Promotional shot of The Quiet Room from 1998. Click on any of the photos to see additional live pictures (8).

Next up was Jag Panzer who completely floored me and delivered on every expectation I had. I loved their current album at the time, The Age Of Mastery, and guitarists Mark Briody and Chris Broderick (now in Megadeth) really brought the songs to life. Chris was especially phenomenal, with some amazing solos that left no doubt as to why he’s in Megadeth. They were not to be outdone on stage by vocalist Harry “The Tyrant” Conklin, who took the stage clad head to toe in black leather and screaming his head off. Harry was completely absorbed in the show and during guitar solos he moved back behind a stack of amps to headbang and thrash in almost comical fashion. Their set was also too short, and I remember “Iron Eagle”, “Licensed To Kill”, and “Generally Hostile” being the standout numbers. Never did I think I’d get to see songs from Ample Destruction performed live, so I was pretty happy at this point.

Promotional shot of Jag Panzer from 1998. Click on any of the photos to see additional live pictures (13).

Back in 1999 it was already apparent that Chris Broderick (now in Megadeth) was a guitar god.

Harry "The Tyrant" Conklin raging on the side of the stage.

Guitarist Mark Briody.

Guitarist Chris Broderick.

The 90s were a rough time for Anvil, and most diehard metal fans were surprised they were still around. Despite their overlooked status, Anvil shocked the crowd and blew through a whirlwind set that had everyone wondering how things went so wrong for these former thrash gods.
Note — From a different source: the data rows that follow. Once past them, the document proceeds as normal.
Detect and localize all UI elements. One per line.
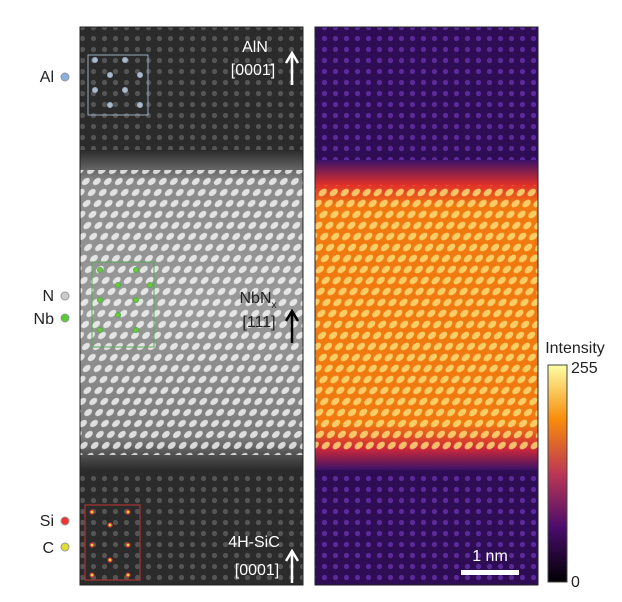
colorbar-min: 0 <box>571 574 580 591</box>
figure: 1 nm Al N Nb Si C AlN [0001̄] NbNx [111]… <box>0 0 622 597</box>
annotation: AlN <box>242 39 268 56</box>
colorbar-title: Intensity <box>545 340 605 357</box>
right-panel: 1 nm <box>315 27 538 585</box>
annotation: [111] <box>242 314 275 331</box>
scale-bar <box>461 570 519 575</box>
label: Al <box>40 69 54 86</box>
annotation: 4H-SiC <box>228 534 280 551</box>
scale-bar-label: 1 nm <box>472 548 508 565</box>
label: Si <box>40 513 54 530</box>
element-legend: Al N Nb Si C <box>34 69 69 557</box>
colorbar: Intensity 255 0 <box>545 340 605 591</box>
annotation: [0001] <box>235 562 279 579</box>
label: N <box>42 288 54 305</box>
label: C <box>42 540 54 557</box>
annotation: [0001̄] <box>231 62 275 79</box>
label: Nb <box>34 311 55 328</box>
colorbar-max: 255 <box>571 360 598 377</box>
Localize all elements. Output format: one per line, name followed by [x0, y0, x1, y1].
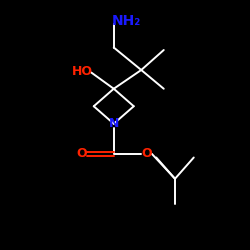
Text: HO: HO — [72, 65, 93, 78]
Text: NH₂: NH₂ — [112, 14, 141, 28]
Text: N: N — [108, 117, 119, 130]
Text: O: O — [76, 147, 86, 160]
Text: O: O — [141, 147, 152, 160]
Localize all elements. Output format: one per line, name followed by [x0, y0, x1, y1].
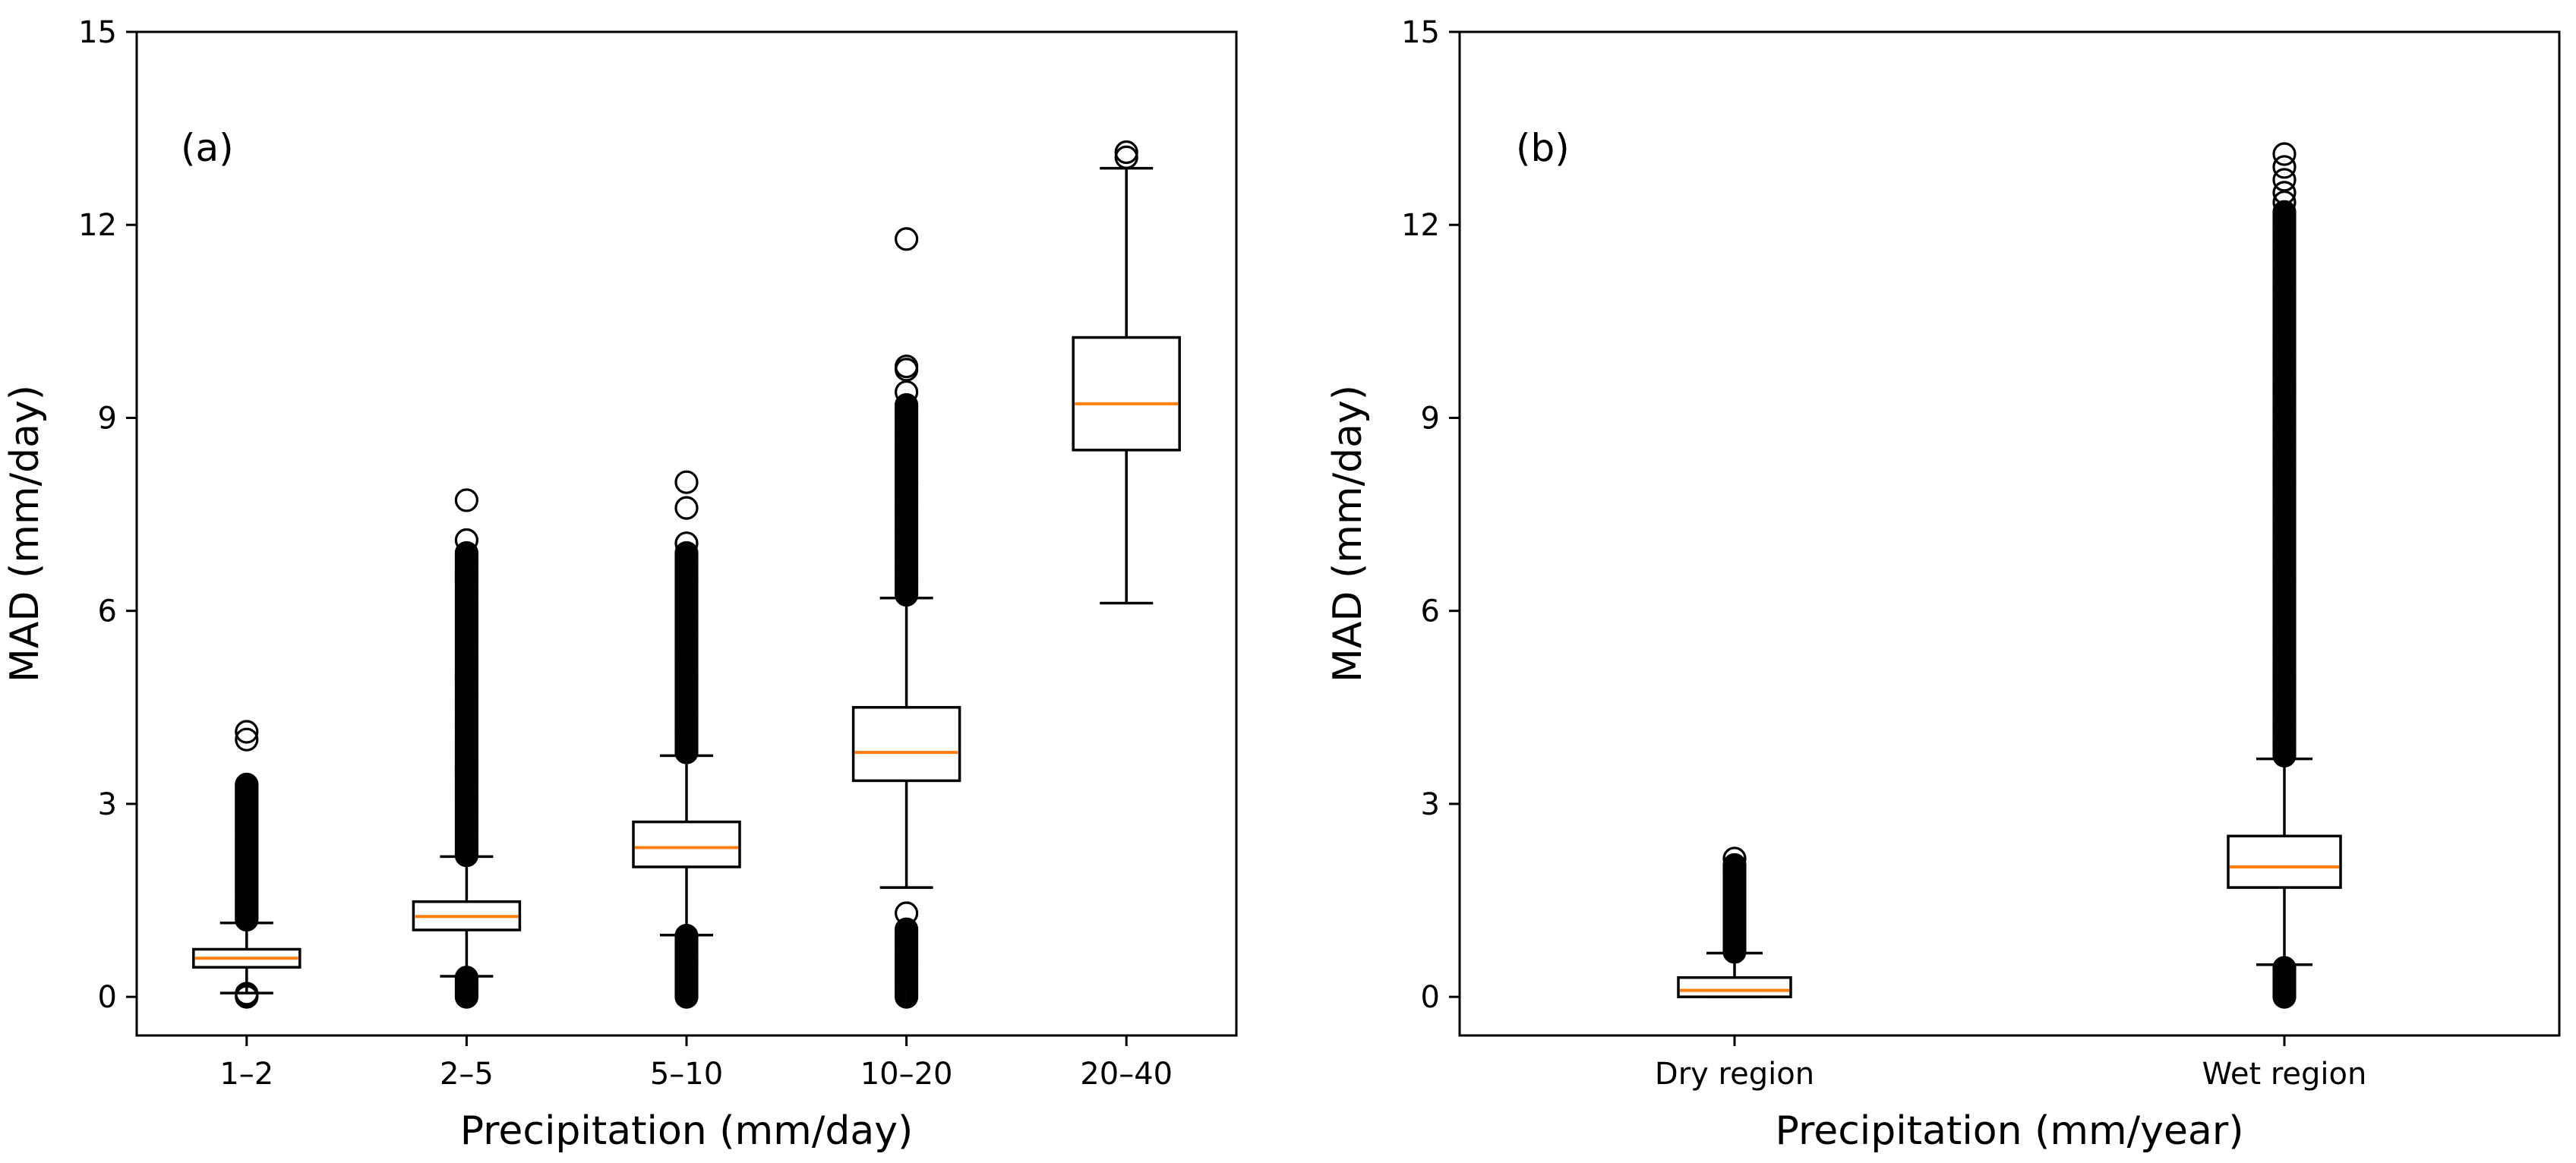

Older classics such as “Metal On Metal” were mixed in with newer songs from Absolutely No Alternative, Speed Of Sound, and Plugged In Permanent. Of course, the documentary Anvil!: The Story Of Anvil have made Lips and Robb Reiner virtual household names. If you’ve seen the movie or read their great autobiography you know that these were some of the darkest days for Anvil, but even then, as they proved in St. Louis that night, Anvil was a powerful as ever as a live force.

Guitarist/vocalist Steve "Lips" Kudlow and bassist Glenn Five. Click on any picture to see more live photos of Anvil (6).

Lips jumps into the crowd for a solo.

What is Lips playing his guitar with?

1999 was arguably the best time to see Iced Earth, right as they were on the cusp of finally achieving widespread recognition and acclaim as one of America’s leading power metal bands. I don’t recall the exact songs that were played, but I do remember it being primarily selections from Something Wicked This Way Comes and The Dark Saga. They had a tough act to follow in Anvil, but the band held their own and guitarist Jon Schaffer and vocalist Matt Barlow delivered the goods. Bassist James MacDonough later went on to join Megadeth from 2004–2006. Following Something Wicked This Way Comes, Iced Earth went on to greater heights with Horror Show and subsequent releases. All in all, this was a rare show where every band on the bill was phenomenal and each did a great job showcasing their talents.

Guitarist and band lead Jon Schaffer. Click on any picture to see more live photos of Iced Earth (8).

Drummer Brent Smedley gives his best.

Vocalist Matt Barlow belts one out.

Matt lets the band take over, including bassist James MacDonough (right, who went on to join Megadeth).